Monday, March 12, 2018

Screen Log 8: Call Me by Your Name; I, Tonya; Darkest Hour; Get Out; Mozart in the Jungle Season 4

"Call Me by Your Name."

I finally saw CALL ME BY YOUR NAME, which would probably have won Best Picture if it were up to Twitter or the Internet. But my, what a beautiful, beautiful film. I loved everything about it. The world building most especially. I loved how it focused on atmosphere and feeling and texture. I loved how as a viewer you knew exactly where you were and in what time and in what circumstances. I loved how you could feel the Southern European heat from the other side of the screen, could feel the humidity, the coolness of the streams, the breeze that blew across the orchards. I can't believe this wasn't even in the conversation for Production Design or Costumes, because everything just looked appropriate. Also, it made me wish I were a (vaguely) rich academic with a villa in the Italian countryside and all the time in the world to just bike around town and swim in rivers and read tons of books. I mean, just exactly how well-off a professor Michael Stuhlbarg was? Who, by the way, is also overdue for his career Oscar, if that's how we're awarding Oscars now, because heck, he sure deserved a nomination for his ROFLMAO-brilliant turn in the Coen Brothers' "A Serious Man." And whatever, Timothée Chalamet would have been a totally deserving Best Actor winner. The critics, at least, saw that. I will definitely watch this movie again, if only to see and hear and taste and feel everything it has to offer again. The beautiful and the fragile in sublime harmony. A total treat for the senses, if there ever was one.

In this year's Golden Globes, I, TONYA competed in the comedy categories, and I now wonder if that's because the movie's a laughable endeavor. I mean, good grief, the whole thing just felt so, so thin, like a communion wafer, or a piece of fabric stretched on all sides. The mock-documentary format did not work for me at all; it was too painfully aware of its supposed cleverness, but very few of its intended laughs made it to terra firma. Margot Robbie was the one who kept me going forward with this movie; in my mind I kept asking her to surprise me, and she did, scene after scene after scene, and by the end I was just so happy with how far she's come since breaking out in "The Wolf of Wall Street." I also asked Allison Janney to surprise me, and she disappointed every single time, committing instead to this one-note caricature of a monster mom, which really saddened me that a great actress like her had to win an Oscar--had to sweep awards season, really, and over a performance as miles-superior as Laurie Metcalf's in "Lady Bird"--for a bad role. It's like they wrote this for Janney just so she could go on auto-pilot, be nasty and mean, and secure her career Oscar in the process. The rest of the movie, I really didn't care about.

What is it with the Academy nominating mediocre movies anyway? Last year we had "Hell or High Water" as the prime example. 
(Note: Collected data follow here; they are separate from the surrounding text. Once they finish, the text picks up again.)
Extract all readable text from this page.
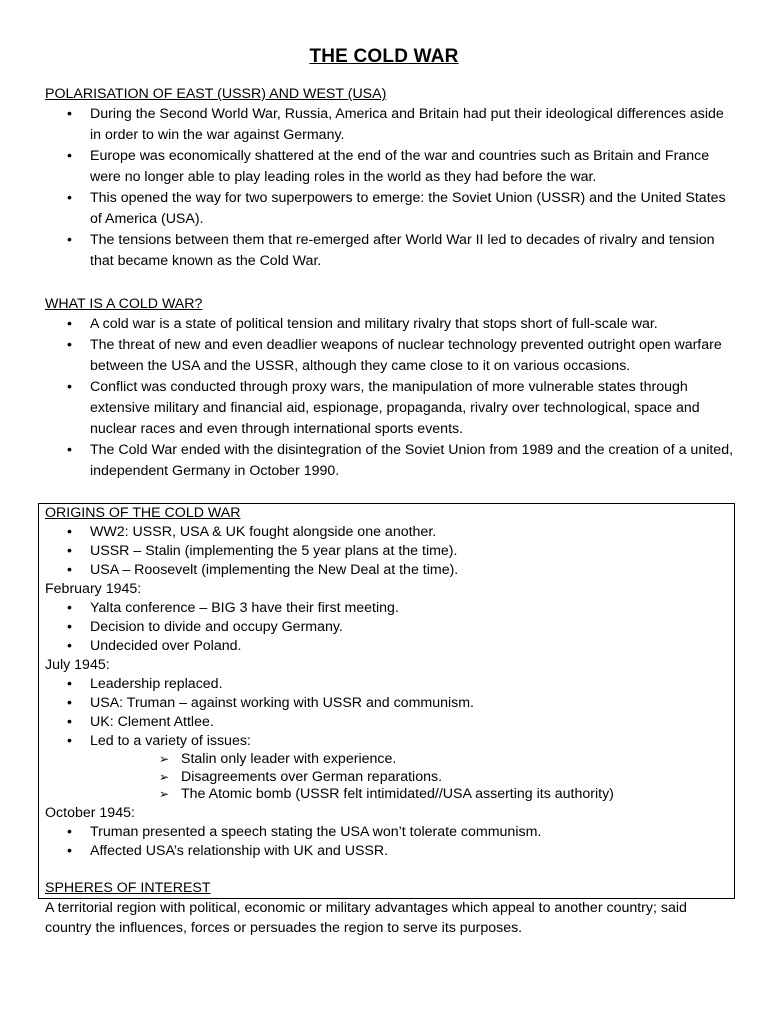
THE COLD WAR
POLARISATION OF EAST (USSR) AND WEST (USA)
• During the Second World War, Russia, America and Britain had put their ideological differences aside in order to win the war against Germany.
• Europe was economically shattered at the end of the war and countries such as Britain and France were no longer able to play leading roles in the world as they had before the war.
• This opened the way for two superpowers to emerge: the Soviet Union (USSR) and the United States of America (USA).
• The tensions between them that re-emerged after World War II led to decades of rivalry and tension that became known as the Cold War.
WHAT IS A COLD WAR?
• A cold war is a state of political tension and military rivalry that stops short of full-scale war.
• The threat of new and even deadlier weapons of nuclear technology prevented outright open warfare between the USA and the USSR, although they came close to it on various occasions.
• Conflict was conducted through proxy wars, the manipulation of more vulnerable states through extensive military and financial aid, espionage, propaganda, rivalry over technological, space and nuclear races and even through international sports events.
• The Cold War ended with the disintegration of the Soviet Union from 1989 and the creation of a united, independent Germany in October 1990.
ORIGINS OF THE COLD WAR
• WW2: USSR, USA & UK fought alongside one another.
• USSR – Stalin (implementing the 5 year plans at the time).
• USA – Roosevelt (implementing the New Deal at the time).
February 1945:
• Yalta conference – BIG 3 have their first meeting.
• Decision to divide and occupy Germany.
• Undecided over Poland.
July 1945:
• Leadership replaced.
• USA: Truman – against working with USSR and communism.
• UK: Clement Attlee.
• Led to a variety of issues:
➢ Stalin only leader with experience.
➢ Disagreements over German reparations.
➢ The Atomic bomb (USSR felt intimidated//USA asserting its authority)
October 1945:
• Truman presented a speech stating the USA won’t tolerate communism.
• Affected USA’s relationship with UK and USSR.
SPHERES OF INTEREST
A territorial region with political, economic or military advantages which appeal to another country; said country the influences, forces or persuades the region to serve its purposes.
While watching Joe Wright's DARKEST HOUR, which, I must mention, was a Best Picture nominee this year, I couldn't stop thinking how, probably around that same time, Christopher Nolan was making the far better World War II movie of 2017 across the English Channel. Yes, I loved "Dunkirk," warts and all. "Darkest Hour," on the other hand, was a handsome chap who just failed to rouse my interest. I was watching and going along with it and before I knew it--no, I did know it, because I was counting the time--it was over. It looked good onscreen, but Bruno Delbonnel did this blue-gray shadowy stuff to more involving results in "Inside Llewyn Davis." And Dario Marianelli's score was interesting in parts where I didn't expect it to be. As for the cherry on top--or the cake, more like it, because that's how big the entire thing is--and I'm obviously referring to Gary Oldman's rendition of Winston Churchill, well, the makeup deservedly won the Oscar. But even his Sirius Black was way more affecting. This performance just felt rehearsed and hungry for an Oscar. There's a scene where he engaged Lord Halifax in a shouting match, and Lord, was I cringing.

I saw GET OUT for the second time, this time with my mother. It's really a movie that grows on you, and that grows more and more in stature with every viewing. Jordan Peele's the deserving Best Original Screenplay winner. First time around, last year, I was like "so this is Stepford Wives for Black People" and was so ready to proceed to the next flick, and that I think was because of all the hype I'd absorbed coming into this movie. This second viewing's a much different experience though, now that I already had the basics of the story out of the way. It's a movie that really stays with you, as it did with my mom, who couldn't stop talking about it the next day.

When MOZART IN THE JUNGLE won its Golden Globes, I was at that stage where I felt my TV knowledge was so lacking and so I was very hungry for more, more, more! I finished the fourth season last night, and the makers haven't announced yet if the show's been cancelled or if a fifth season's in the works, but they really, really must continue this show. If anything, "Mozart" is redefining what one can do with 25 minutes--how much unexpected crazy can be stuffed in that short a span of time. The fourth season's the craziest I think, the one with the most episodes that had me going, "What's happening?" or "I did not see that coming at all," but also the one with the most heart and the most soul, and I was pretty satisfied by the finale.